That "system" has populated the world from that time on and when mothers follow the wisdom of God, the children benefit and so does the world. That method is seen in the words given us by Solomon where, speaking from God, says: "Train up a child in the way he should go and when he is old, he will not depart from it." (Prov. 22:6)

As to the condition of the world today, I’m of the opinion that too many mothers have abdicated their responsibilities in regards to "training" their children in the way they "should go" and they have gone the way they shouldn’t have. That’s just my opinion though.

Yes, I think that the "system" works best when "godly mothers" are involved. Someone once said that "The mother’s face and voice is the first conscious objects that an infant is aware of, and that she stands in the place of God to the child." There’s a passage in Isaiah 66, verse 13 that goes right well with that statement. Notice there these words by God: "As a mother comforteth, so will I comfort you..." Doesn’t that supply us with a great picture of how much God loves us and cares for us?

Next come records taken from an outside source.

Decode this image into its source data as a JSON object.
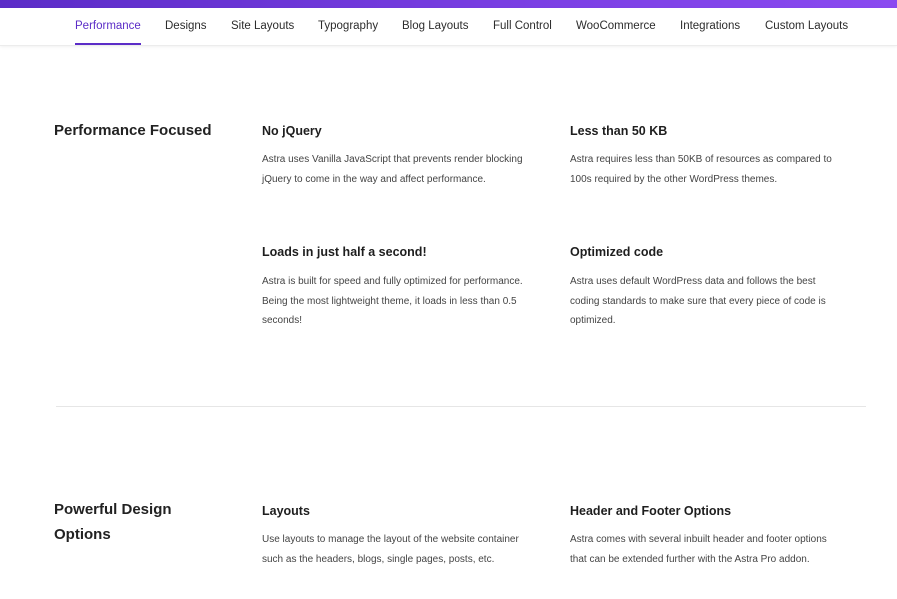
{
  "nav": {
    "tabs": [
      {
        "label": "Performance",
        "active": true
      },
      {
        "label": "Designs"
      },
      {
        "label": "Site Layouts"
      },
      {
        "label": "Typography"
      },
      {
        "label": "Blog Layouts"
      },
      {
        "label": "Full Control"
      },
      {
        "label": "WooCommerce"
      },
      {
        "label": "Integrations"
      },
      {
        "label": "Custom Layouts"
      }
    ]
  },
  "sections": [
    {
      "title": "Performance Focused",
      "features": [
        {
          "title": "No jQuery",
          "desc": "Astra uses Vanilla JavaScript that prevents render blocking jQuery to come in the way and affect performance."
        },
        {
          "title": "Less than 50 KB",
          "desc": "Astra requires less than 50KB of resources as compared to 100s required by the other WordPress themes."
        },
        {
          "title": "Loads in just half a second!",
          "desc": "Astra is built for speed and fully optimized for performance. Being the most lightweight theme, it loads in less than 0.5 seconds!"
        },
        {
          "title": "Optimized code",
          "desc": "Astra uses default WordPress data and follows the best coding standards to make sure that every piece of code is optimized."
        }
      ]
    },
    {
      "title": "Powerful Design Options",
      "features": [
        {
          "title": "Layouts",
          "desc": "Use layouts to manage the layout of the website container such as the headers, blogs, single pages, posts, etc."
        },
        {
          "title": "Header and Footer Options",
          "desc": "Astra comes with several inbuilt header and footer options that can be extended further with the Astra Pro addon."
        }
      ]
    }
  ],
  "colors": {
    "accent": "#5b2cc7",
    "text": "#3a3a3a",
    "heading": "#222222"
  }
}
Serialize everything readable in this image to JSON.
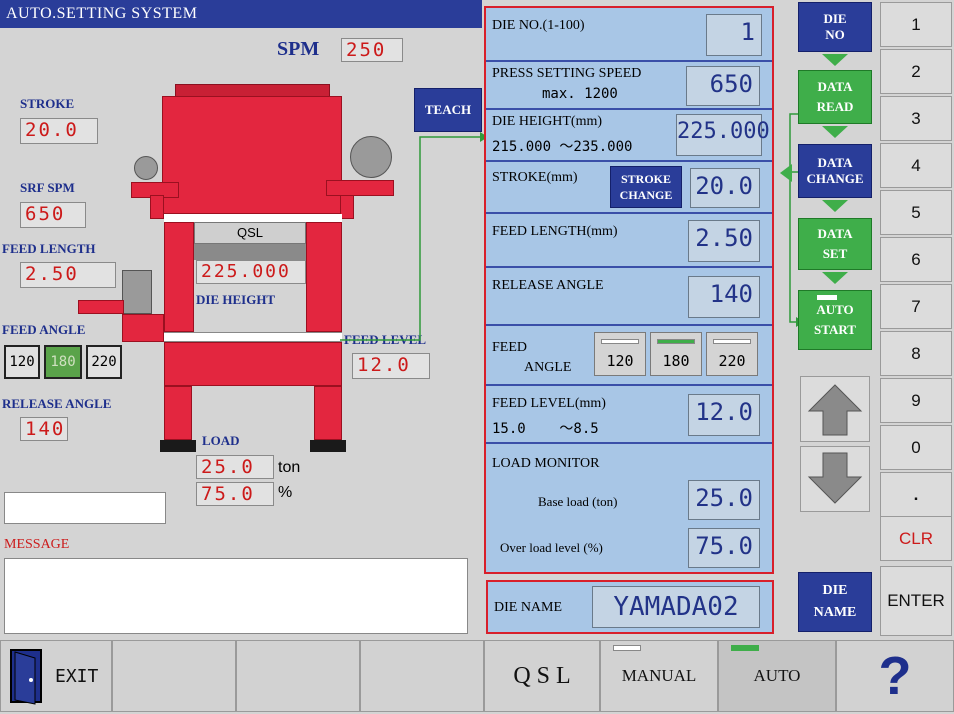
{
  "title": "AUTO.SETTING SYSTEM",
  "spm": {
    "label": "SPM",
    "value": "250"
  },
  "left": {
    "stroke": {
      "label": "STROKE",
      "value": "20.0"
    },
    "srf_spm": {
      "label": "SRF SPM",
      "value": "650"
    },
    "feed_length": {
      "label": "FEED LENGTH",
      "value": "2.50"
    },
    "feed_angle": {
      "label": "FEED ANGLE",
      "options": [
        "120",
        "180",
        "220"
      ],
      "selected": "180"
    },
    "release_angle": {
      "label": "RELEASE ANGLE",
      "value": "140"
    },
    "qsl": "QSL",
    "die_height": {
      "label": "DIE HEIGHT",
      "value": "225.000"
    },
    "feed_level": {
      "label": "FEED LEVEL",
      "value": "12.0"
    },
    "load": {
      "label": "LOAD",
      "ton_value": "25.0",
      "ton_unit": "ton",
      "pct_value": "75.0",
      "pct_unit": "%"
    },
    "teach": "TEACH",
    "message_label": "MESSAGE"
  },
  "panel": {
    "die_no": {
      "label": "DIE NO.(1-100)",
      "value": "1"
    },
    "press_speed": {
      "label": "PRESS SETTING SPEED",
      "sub": "max. 1200",
      "value": "650"
    },
    "die_height": {
      "label": "DIE HEIGHT(mm)",
      "sub": "215.000 ～235.000",
      "value": "225.000"
    },
    "stroke": {
      "label": "STROKE(mm)",
      "btn_line1": "STROKE",
      "btn_line2": "CHANGE",
      "value": "20.0"
    },
    "feed_length": {
      "label": "FEED LENGTH(mm)",
      "value": "2.50"
    },
    "release_angle": {
      "label": "RELEASE ANGLE",
      "value": "140"
    },
    "feed_angle": {
      "label1": "FEED",
      "label2": "ANGLE",
      "options": [
        "120",
        "180",
        "220"
      ],
      "selected": "180"
    },
    "feed_level": {
      "label": "FEED LEVEL(mm)",
      "sub": "15.0    ～8.5",
      "value": "12.0"
    },
    "load_monitor": {
      "label": "LOAD MONITOR",
      "base_label": "Base load (ton)",
      "base_value": "25.0",
      "over_label": "Over load level (%)",
      "over_value": "75.0"
    }
  },
  "die_name": {
    "label": "DIE NAME",
    "value": "YAMADA02"
  },
  "flow": {
    "die_no": [
      "DIE",
      "NO"
    ],
    "data_read": [
      "DATA",
      "READ"
    ],
    "data_change": [
      "DATA",
      "CHANGE"
    ],
    "data_set": [
      "DATA",
      "SET"
    ],
    "auto_start": [
      "AUTO",
      "START"
    ],
    "die_name": [
      "DIE",
      "NAME"
    ]
  },
  "keypad": [
    "1",
    "2",
    "3",
    "4",
    "5",
    "6",
    "7",
    "8",
    "9",
    "0",
    ".",
    "CLR",
    "ENTER"
  ],
  "bottom": {
    "exit": "EXIT",
    "qsl": "Q S L",
    "manual": "MANUAL",
    "auto": "AUTO",
    "help": "?"
  },
  "colors": {
    "accent_blue": "#2a3d99",
    "press_red": "#e3263f",
    "flow_green": "#3fae4a",
    "panel_blue": "#a8c6e6",
    "border_red": "#d81f2a"
  }
}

We’re His children.

For our last look at mothers in the Bible, think of the horrible scene on the Hill of Golgotha, outside of Jerusalem. Can you imagine being a mother and watching your son being crucified. I’m sorry, but I can’t. Please read the account given us in John 19:25-30 as I close with some words penned by the poet, Henry Wadsworth Longfellow.

                "Even He that died for us upon the cross, in the last hour, in the unutterable
                 agony of death, was mindful of his mother, as if to teach us that this holy
                 love should be our last worldly thought, the last point of earth from which
                 the soul should take its flight for heaven."